Last edited by a moderator: May 4, 2017
2. Jul 4, 2010

### vela

Staff Emeritus
There has to be a torque on the disk if it's going to rotate instead of just slide. That means there's another force on the disk that you need to account for.

3. Jul 4, 2010

### dirk_mec1

But in the picture there's no torque given, so the exercise is wrong?

4. Jul 4, 2010

### vela

Staff Emeritus
The picture doesn't show any of the forces and torques. As with every dynamics problem, you need to begin the analysis of the situation by identifying what forces are involved and go from there.

5. Jul 4, 2010

### dirk_mec1

Well I've got the gravity force and the spring force, but both go through in the center of the disc and

$$\sum M_{com} =I \ddot{\theta}$$

is then zero. What am I doing wrong?

6. Jul 4, 2010

### vela

Staff Emeritus
You're still missing a few forces.
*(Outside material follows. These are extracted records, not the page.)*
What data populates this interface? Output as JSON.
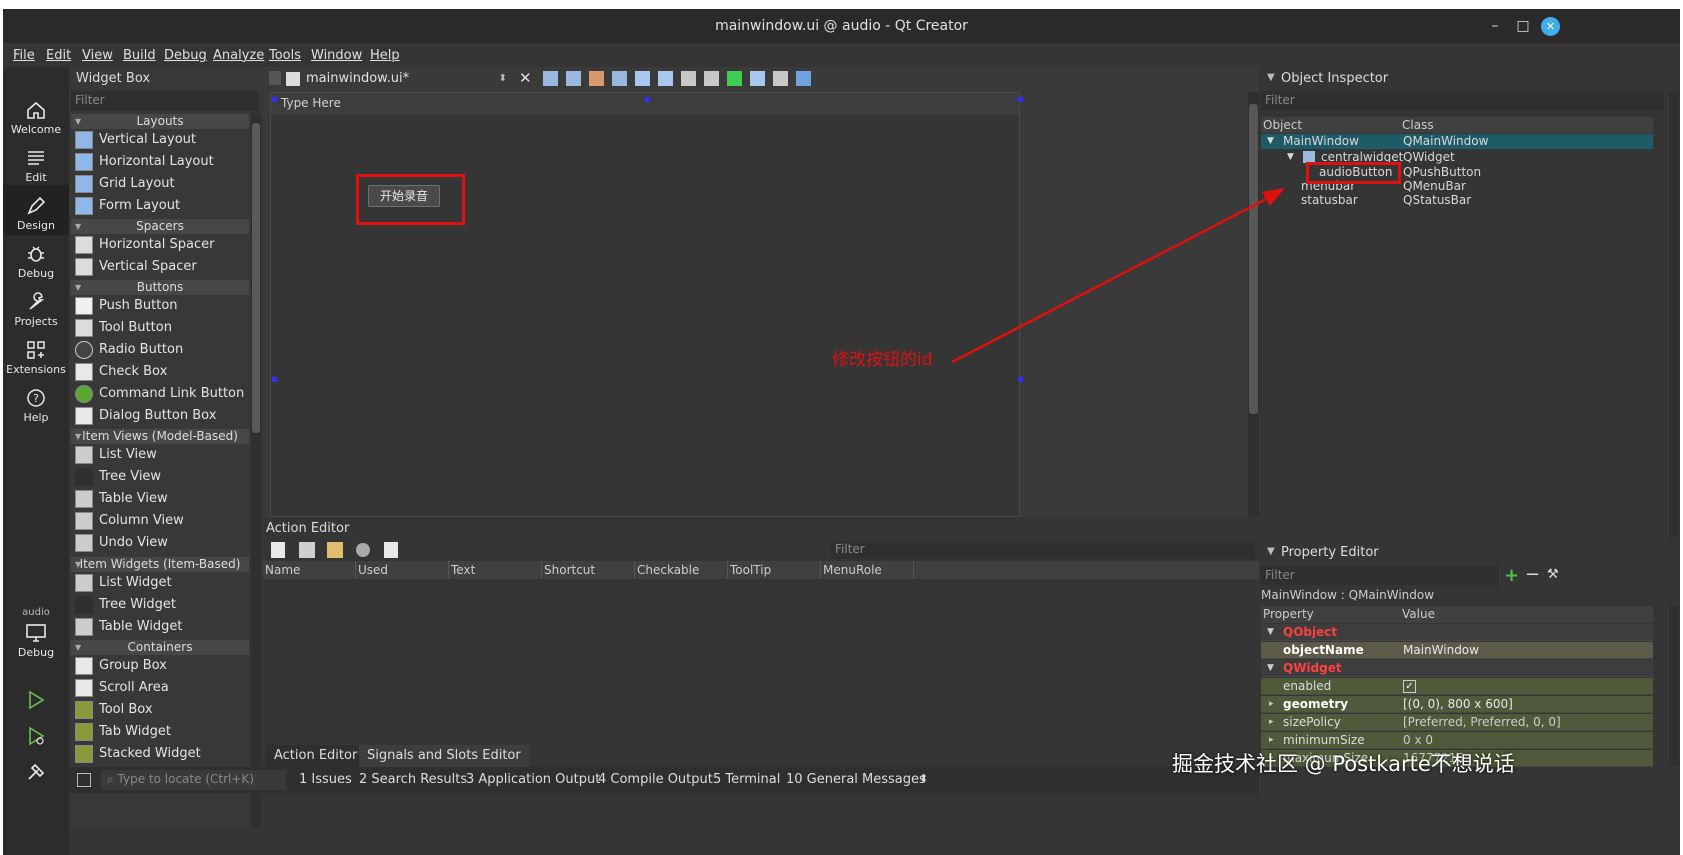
{
  "window": {
    "title": "mainwindow.ui @ audio - Qt Creator",
    "min": "–",
    "max": "□",
    "close": "✕"
  },
  "menubar": [
    "File",
    "Edit",
    "View",
    "Build",
    "Debug",
    "Analyze",
    "Tools",
    "Window",
    "Help"
  ],
  "modes": {
    "welcome": "Welcome",
    "edit": "Edit",
    "design": "Design",
    "debug": "Debug",
    "projects": "Projects",
    "extensions": "Extensions",
    "help": "Help",
    "kit_label": "audio",
    "kit_debug": "Debug"
  },
  "widget_box": {
    "title": "Widget Box",
    "filter": "Filter",
    "categories": {
      "layouts": "Layouts",
      "spacers": "Spacers",
      "buttons": "Buttons",
      "item_views": "Item Views (Model-Based)",
      "item_widgets": "Item Widgets (Item-Based)",
      "containers": "Containers"
    },
    "items": {
      "vertical_layout": "Vertical Layout",
      "horizontal_layout": "Horizontal Layout",
      "grid_layout": "Grid Layout",
      "form_layout": "Form Layout",
      "horizontal_spacer": "Horizontal Spacer",
      "vertical_spacer": "Vertical Spacer",
      "push_button": "Push Button",
      "tool_button": "Tool Button",
      "radio_button": "Radio Button",
      "check_box": "Check Box",
      "command_link_button": "Command Link Button",
      "dialog_button_box": "Dialog Button Box",
      "list_view": "List View",
      "tree_view": "Tree View",
      "table_view": "Table View",
      "column_view": "Column View",
      "undo_view": "Undo View",
      "list_widget": "List Widget",
      "tree_widget": "Tree Widget",
      "table_widget": "Table Widget",
      "group_box": "Group Box",
      "scroll_area": "Scroll Area",
      "tool_box": "Tool Box",
      "tab_widget": "Tab Widget",
      "stacked_widget": "Stacked Widget"
    }
  },
  "editor": {
    "file": "mainwindow.ui*",
    "form_menu_placeholder": "Type Here",
    "button_text": "开始录音"
  },
  "action_editor": {
    "title": "Action Editor",
    "filter": "Filter",
    "columns": [
      "Name",
      "Used",
      "Text",
      "Shortcut",
      "Checkable",
      "ToolTip",
      "MenuRole"
    ],
    "tabs": {
      "action": "Action Editor",
      "signals": "Signals and Slots Editor"
    }
  },
  "statusbar": {
    "locate": "Type to locate (Ctrl+K)",
    "items": [
      "1  Issues",
      "2  Search Results",
      "3  Application Output",
      "4  Compile Output",
      "5  Terminal",
      "10  General Messages"
    ]
  },
  "object_inspector": {
    "title": "Object Inspector",
    "filter": "Filter",
    "col_object": "Object",
    "col_class": "Class",
    "rows": [
      {
        "object": "MainWindow",
        "class": "QMainWindow"
      },
      {
        "object": "centralwidget",
        "class": "QWidget"
      },
      {
        "object": "audioButton",
        "class": "QPushButton"
      },
      {
        "object": "menubar",
        "class": "QMenuBar"
      },
      {
        "object": "statusbar",
        "class": "QStatusBar"
      }
    ]
  },
  "property_editor": {
    "title": "Property Editor",
    "filter": "Filter",
    "class_line": "MainWindow : QMainWindow",
    "col_property": "Property",
    "col_value": "Value",
    "rows": {
      "qobject": "QObject",
      "objectname": "objectName",
      "objectname_val": "MainWindow",
      "qwidget": "QWidget",
      "enabled": "enabled",
      "enabled_val": "✓",
      "geometry": "geometry",
      "geometry_val": "[(0, 0), 800 x 600]",
      "sizepolicy": "sizePolicy",
      "sizepolicy_val": "[Preferred, Preferred, 0, 0]",
      "minimumsize": "minimumSize",
      "minimumsize_val": "0 x 0",
      "maximumsize": "maximumSize",
      "maximumsize_val": "16777215"
    }
  },
  "annotation": "修改按钮的id",
  "watermark": "掘金技术社区 @ Postkarte不想说话",
  "colors": {
    "accent": "#3daee9",
    "annotation_red": "#e01010",
    "selection": "#1e5b67"
  }
}
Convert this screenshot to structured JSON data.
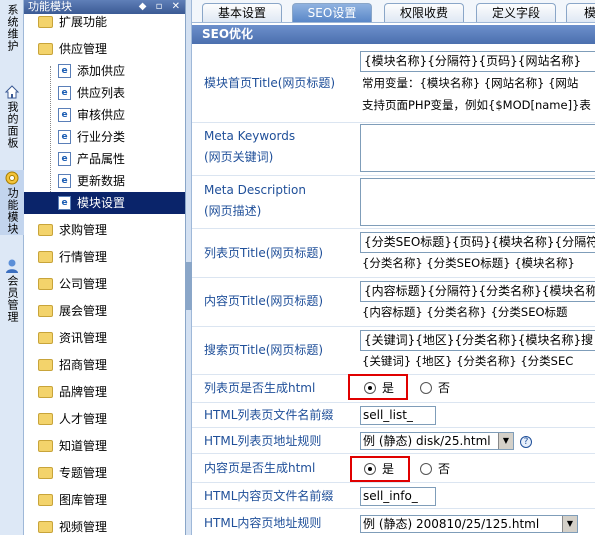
{
  "side_tabs": [
    {
      "label": "系统维护",
      "icon": "wrench-icon"
    },
    {
      "label": "我的面板",
      "icon": "home-icon"
    },
    {
      "label": "功能模块",
      "icon": "gear-icon"
    },
    {
      "label": "会员管理",
      "icon": "user-icon"
    }
  ],
  "tree": {
    "title": "功能模块",
    "items": [
      {
        "label": "扩展功能",
        "type": "folder",
        "level": 0
      },
      {
        "label": "供应管理",
        "type": "folder",
        "level": 0
      },
      {
        "label": "添加供应",
        "type": "page",
        "level": 1
      },
      {
        "label": "供应列表",
        "type": "page",
        "level": 1
      },
      {
        "label": "审核供应",
        "type": "page",
        "level": 1
      },
      {
        "label": "行业分类",
        "type": "page",
        "level": 1
      },
      {
        "label": "产品属性",
        "type": "page",
        "level": 1
      },
      {
        "label": "更新数据",
        "type": "page",
        "level": 1
      },
      {
        "label": "模块设置",
        "type": "page",
        "level": 1,
        "selected": true
      },
      {
        "label": "求购管理",
        "type": "folder",
        "level": 0
      },
      {
        "label": "行情管理",
        "type": "folder",
        "level": 0
      },
      {
        "label": "公司管理",
        "type": "folder",
        "level": 0
      },
      {
        "label": "展会管理",
        "type": "folder",
        "level": 0
      },
      {
        "label": "资讯管理",
        "type": "folder",
        "level": 0
      },
      {
        "label": "招商管理",
        "type": "folder",
        "level": 0
      },
      {
        "label": "品牌管理",
        "type": "folder",
        "level": 0
      },
      {
        "label": "人才管理",
        "type": "folder",
        "level": 0
      },
      {
        "label": "知道管理",
        "type": "folder",
        "level": 0
      },
      {
        "label": "专题管理",
        "type": "folder",
        "level": 0
      },
      {
        "label": "图库管理",
        "type": "folder",
        "level": 0
      },
      {
        "label": "视频管理",
        "type": "folder",
        "level": 0
      }
    ]
  },
  "tabs": [
    "基本设置",
    "SEO设置",
    "权限收费",
    "定义字段",
    "模板"
  ],
  "active_tab": 1,
  "section_title": "SEO优化",
  "form": {
    "home_title_label": "模块首页Title(网页标题)",
    "home_title_value": "{模块名称}{分隔符}{页码}{网站名称}",
    "home_title_hint1": "常用变量：{模块名称}  {网站名称}  {网站",
    "home_title_hint2": "支持页面PHP变量，例如{$MOD[name]}表",
    "meta_keywords_label1": "Meta Keywords",
    "meta_keywords_label2": "(网页关键词)",
    "meta_desc_label1": "Meta Description",
    "meta_desc_label2": "(网页描述)",
    "list_title_label": "列表页Title(网页标题)",
    "list_title_value": "{分类SEO标题}{页码}{模块名称}{分隔符",
    "list_title_hint": "{分类名称}  {分类SEO标题}  {模块名称}",
    "content_title_label": "内容页Title(网页标题)",
    "content_title_value": "{内容标题}{分隔符}{分类名称}{模块名称",
    "content_title_hint": "{内容标题}  {分类名称}  {分类SEO标题",
    "search_title_label": "搜索页Title(网页标题)",
    "search_title_value": "{关键词}{地区}{分类名称}{模块名称}搜",
    "search_title_hint": "{关键词}  {地区}  {分类名称}  {分类SEC",
    "list_html_label": "列表页是否生成html",
    "yes": "是",
    "no": "否",
    "list_prefix_label": "HTML列表页文件名前缀",
    "list_prefix_value": "sell_list_",
    "list_rule_label": "HTML列表页地址规则",
    "list_rule_value": "例 (静态) disk/25.html",
    "content_html_label": "内容页是否生成html",
    "content_prefix_label": "HTML内容页文件名前缀",
    "content_prefix_value": "sell_info_",
    "content_rule_label": "HTML内容页地址规则",
    "content_rule_value": "例 (静态) 200810/25/125.html",
    "help_glyph": "?"
  },
  "colors": {
    "accent_red": "#e00000",
    "header_blue": "#4b6fae",
    "label_blue": "#1f4f99",
    "selection": "#0a246a"
  }
}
Think about the disk and the surface it's rolling on.

7. Jul 4, 2010

### dirk_mec1

But there isn't any information about friction forces, right? Then there's the normal force but it's perpendicular to the surface so it doesn't matter, right?

8. Jul 4, 2010

### vela

Staff Emeritus
There's information about friction. The problem states that the disc doesn't slide.

9. Jul 4, 2010

### dirk_mec1

So the friction force is mg*sin(30)?

10. Jul 4, 2010

### vela

Staff Emeritus
No. Just call it F for now. Write down the equations of motion for the disc.

11. Jul 7, 2010

### dirk_mec1

I got it thanks, Vela. I used sum of moments is zero around the contact point of the disc and newton along the direction of the disc, eliminated F and transformed the eigenfequency to Hertz this results in 1.006 Hz = 1.01 Hz.

12. Jul 7, 2010

### vela

Staff Emeritus
The sum of the moments about the contact point isn't 0 if the disc accelerates.